Novelist Amy Hassinger came to Oswego State Monday to give a lecture about desire as a driving force in literature. Hassinger spoke in the Campus Center Auditorium as part of the Living Writer’s Series.

She began her lecture by boldly stating desire is the cornerstone of people’s lives. Hassinger went around the room and asked people what they wanted at that moment in time. It could be something as simple as a cup of coffee or for class to be over. Students replied they wanted to lay in their waterbed or for their throat to stop hurting.

"I want to go back home to the city," one student admitted.

Hassinger said most of those desires could be the start of a small story, but the desire to return to the city could be the start of a larger story. Characters must possess some form of desire that motivates them throughout a story. In her own novels, desire is the key she used to create a storyline.

"There’s got to be some kind of desire to begin with," she said. "As you work on the book, the character is going to inform and reform the [desire] for you."

Hassinger said she likes to explore where her characters take her, especially in the in face of conflict.
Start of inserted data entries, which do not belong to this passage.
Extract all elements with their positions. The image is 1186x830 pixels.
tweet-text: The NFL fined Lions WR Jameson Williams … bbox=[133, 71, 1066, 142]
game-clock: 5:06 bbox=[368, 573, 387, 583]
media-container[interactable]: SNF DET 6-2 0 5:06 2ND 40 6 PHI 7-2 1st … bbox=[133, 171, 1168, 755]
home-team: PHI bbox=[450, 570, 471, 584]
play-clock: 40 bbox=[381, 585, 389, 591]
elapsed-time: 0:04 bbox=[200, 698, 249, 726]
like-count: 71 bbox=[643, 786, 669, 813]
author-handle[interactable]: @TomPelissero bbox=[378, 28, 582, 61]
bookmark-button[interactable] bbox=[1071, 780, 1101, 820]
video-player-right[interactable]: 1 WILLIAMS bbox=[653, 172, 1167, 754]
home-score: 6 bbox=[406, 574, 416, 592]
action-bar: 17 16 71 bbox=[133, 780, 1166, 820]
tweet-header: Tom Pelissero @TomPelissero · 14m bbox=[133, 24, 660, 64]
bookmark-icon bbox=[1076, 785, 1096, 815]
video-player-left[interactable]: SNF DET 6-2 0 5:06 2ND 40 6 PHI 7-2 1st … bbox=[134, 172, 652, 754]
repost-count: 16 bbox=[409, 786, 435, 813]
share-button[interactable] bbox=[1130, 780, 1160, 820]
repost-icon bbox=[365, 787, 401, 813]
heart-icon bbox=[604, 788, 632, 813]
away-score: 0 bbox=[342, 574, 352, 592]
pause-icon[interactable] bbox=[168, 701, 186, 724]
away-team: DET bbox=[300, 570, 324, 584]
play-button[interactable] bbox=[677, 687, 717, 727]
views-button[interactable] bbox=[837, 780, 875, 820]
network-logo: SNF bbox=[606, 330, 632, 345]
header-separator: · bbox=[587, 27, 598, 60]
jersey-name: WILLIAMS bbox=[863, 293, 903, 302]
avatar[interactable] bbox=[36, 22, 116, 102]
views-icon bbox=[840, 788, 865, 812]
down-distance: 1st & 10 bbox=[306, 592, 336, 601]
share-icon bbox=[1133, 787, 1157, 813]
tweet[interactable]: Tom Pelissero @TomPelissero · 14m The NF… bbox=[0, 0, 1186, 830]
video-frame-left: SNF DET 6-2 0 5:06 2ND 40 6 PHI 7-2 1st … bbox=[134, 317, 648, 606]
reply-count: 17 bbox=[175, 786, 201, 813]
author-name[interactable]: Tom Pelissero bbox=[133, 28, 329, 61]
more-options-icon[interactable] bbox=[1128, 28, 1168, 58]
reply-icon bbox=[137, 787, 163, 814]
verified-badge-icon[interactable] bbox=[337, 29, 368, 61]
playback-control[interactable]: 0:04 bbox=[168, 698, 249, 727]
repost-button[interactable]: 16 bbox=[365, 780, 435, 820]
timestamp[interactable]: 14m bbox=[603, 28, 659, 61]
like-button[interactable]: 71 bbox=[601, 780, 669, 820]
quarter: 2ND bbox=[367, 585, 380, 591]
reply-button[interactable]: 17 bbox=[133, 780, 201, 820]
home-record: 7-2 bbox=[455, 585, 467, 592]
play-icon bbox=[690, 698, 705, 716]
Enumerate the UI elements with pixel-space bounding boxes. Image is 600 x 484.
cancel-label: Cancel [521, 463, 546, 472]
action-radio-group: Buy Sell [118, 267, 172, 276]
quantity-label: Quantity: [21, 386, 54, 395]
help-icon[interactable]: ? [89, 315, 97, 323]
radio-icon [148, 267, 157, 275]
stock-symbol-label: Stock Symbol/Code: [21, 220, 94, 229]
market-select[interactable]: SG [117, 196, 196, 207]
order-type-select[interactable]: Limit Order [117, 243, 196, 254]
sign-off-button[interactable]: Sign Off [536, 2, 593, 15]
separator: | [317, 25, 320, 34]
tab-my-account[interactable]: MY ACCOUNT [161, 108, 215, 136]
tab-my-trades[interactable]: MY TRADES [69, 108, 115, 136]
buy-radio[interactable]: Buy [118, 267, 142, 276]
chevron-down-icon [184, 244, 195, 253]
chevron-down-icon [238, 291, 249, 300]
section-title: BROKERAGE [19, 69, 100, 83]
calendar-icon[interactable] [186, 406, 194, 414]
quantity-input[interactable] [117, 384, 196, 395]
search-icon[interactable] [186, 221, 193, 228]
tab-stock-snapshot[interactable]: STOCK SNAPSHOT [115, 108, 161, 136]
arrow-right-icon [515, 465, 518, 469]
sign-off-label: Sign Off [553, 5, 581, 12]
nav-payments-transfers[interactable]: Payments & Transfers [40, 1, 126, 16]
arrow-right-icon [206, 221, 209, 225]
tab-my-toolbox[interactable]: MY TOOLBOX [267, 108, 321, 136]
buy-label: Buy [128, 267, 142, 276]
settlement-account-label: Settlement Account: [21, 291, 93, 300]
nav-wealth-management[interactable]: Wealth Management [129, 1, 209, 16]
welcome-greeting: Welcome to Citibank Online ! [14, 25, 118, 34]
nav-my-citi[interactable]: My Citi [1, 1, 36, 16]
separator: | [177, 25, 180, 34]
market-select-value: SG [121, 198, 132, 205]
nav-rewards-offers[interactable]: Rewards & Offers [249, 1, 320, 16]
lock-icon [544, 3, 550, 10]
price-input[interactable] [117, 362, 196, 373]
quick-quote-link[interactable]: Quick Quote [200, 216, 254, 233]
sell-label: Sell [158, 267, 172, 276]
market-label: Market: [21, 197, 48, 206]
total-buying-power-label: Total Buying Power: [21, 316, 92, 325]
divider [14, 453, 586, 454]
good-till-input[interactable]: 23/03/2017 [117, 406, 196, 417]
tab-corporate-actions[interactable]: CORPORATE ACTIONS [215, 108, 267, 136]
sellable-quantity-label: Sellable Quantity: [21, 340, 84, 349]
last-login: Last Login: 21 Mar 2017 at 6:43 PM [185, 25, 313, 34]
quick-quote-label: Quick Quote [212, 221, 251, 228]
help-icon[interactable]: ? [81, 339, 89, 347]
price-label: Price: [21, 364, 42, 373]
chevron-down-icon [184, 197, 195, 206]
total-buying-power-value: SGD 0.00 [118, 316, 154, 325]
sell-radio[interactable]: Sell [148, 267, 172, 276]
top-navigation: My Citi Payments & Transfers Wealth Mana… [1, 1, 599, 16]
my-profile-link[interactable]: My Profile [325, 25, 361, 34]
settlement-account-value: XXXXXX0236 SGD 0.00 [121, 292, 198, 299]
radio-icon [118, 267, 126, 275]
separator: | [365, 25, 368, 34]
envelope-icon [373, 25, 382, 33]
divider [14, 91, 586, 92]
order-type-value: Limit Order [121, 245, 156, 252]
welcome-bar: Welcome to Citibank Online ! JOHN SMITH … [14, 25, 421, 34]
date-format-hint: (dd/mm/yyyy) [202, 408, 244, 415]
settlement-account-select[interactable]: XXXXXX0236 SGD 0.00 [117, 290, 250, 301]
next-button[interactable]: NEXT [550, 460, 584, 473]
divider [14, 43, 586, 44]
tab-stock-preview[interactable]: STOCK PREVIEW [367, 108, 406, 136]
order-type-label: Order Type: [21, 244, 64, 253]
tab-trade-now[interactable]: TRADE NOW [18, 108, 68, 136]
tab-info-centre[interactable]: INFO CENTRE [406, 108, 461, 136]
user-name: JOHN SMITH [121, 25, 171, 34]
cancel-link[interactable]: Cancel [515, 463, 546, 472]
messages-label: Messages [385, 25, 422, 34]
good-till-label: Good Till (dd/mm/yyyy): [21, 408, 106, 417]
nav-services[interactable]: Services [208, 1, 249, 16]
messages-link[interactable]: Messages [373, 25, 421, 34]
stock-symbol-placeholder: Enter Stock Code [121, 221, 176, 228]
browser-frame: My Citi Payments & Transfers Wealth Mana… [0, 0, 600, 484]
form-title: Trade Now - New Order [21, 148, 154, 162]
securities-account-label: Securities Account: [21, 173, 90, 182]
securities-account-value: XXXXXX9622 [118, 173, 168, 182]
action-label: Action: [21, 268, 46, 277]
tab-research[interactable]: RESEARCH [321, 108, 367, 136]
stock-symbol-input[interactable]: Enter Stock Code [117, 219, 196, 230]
Her second novel, "The Priest’s Madonna," is written from the perspective of a narrator looking back on her younger life. Point-of-view can change the course of a story, Hassinger said.

Hassinger’s career started after she attended the Iowa Writer’s Workshop and graduated in 2001. She was required to have 50 pages of something written for a class she was enrolled in while she attended the workshop. Hassinger said she never thought the pages were anything more than pages of writing. When she graduated, she was recommended to a publicist, and the pages turned into her first novel, "Nina: Adolescence."

"If you get any kind of a glimmer of interest [in your writing], don’t let that go. Follow it up," she said.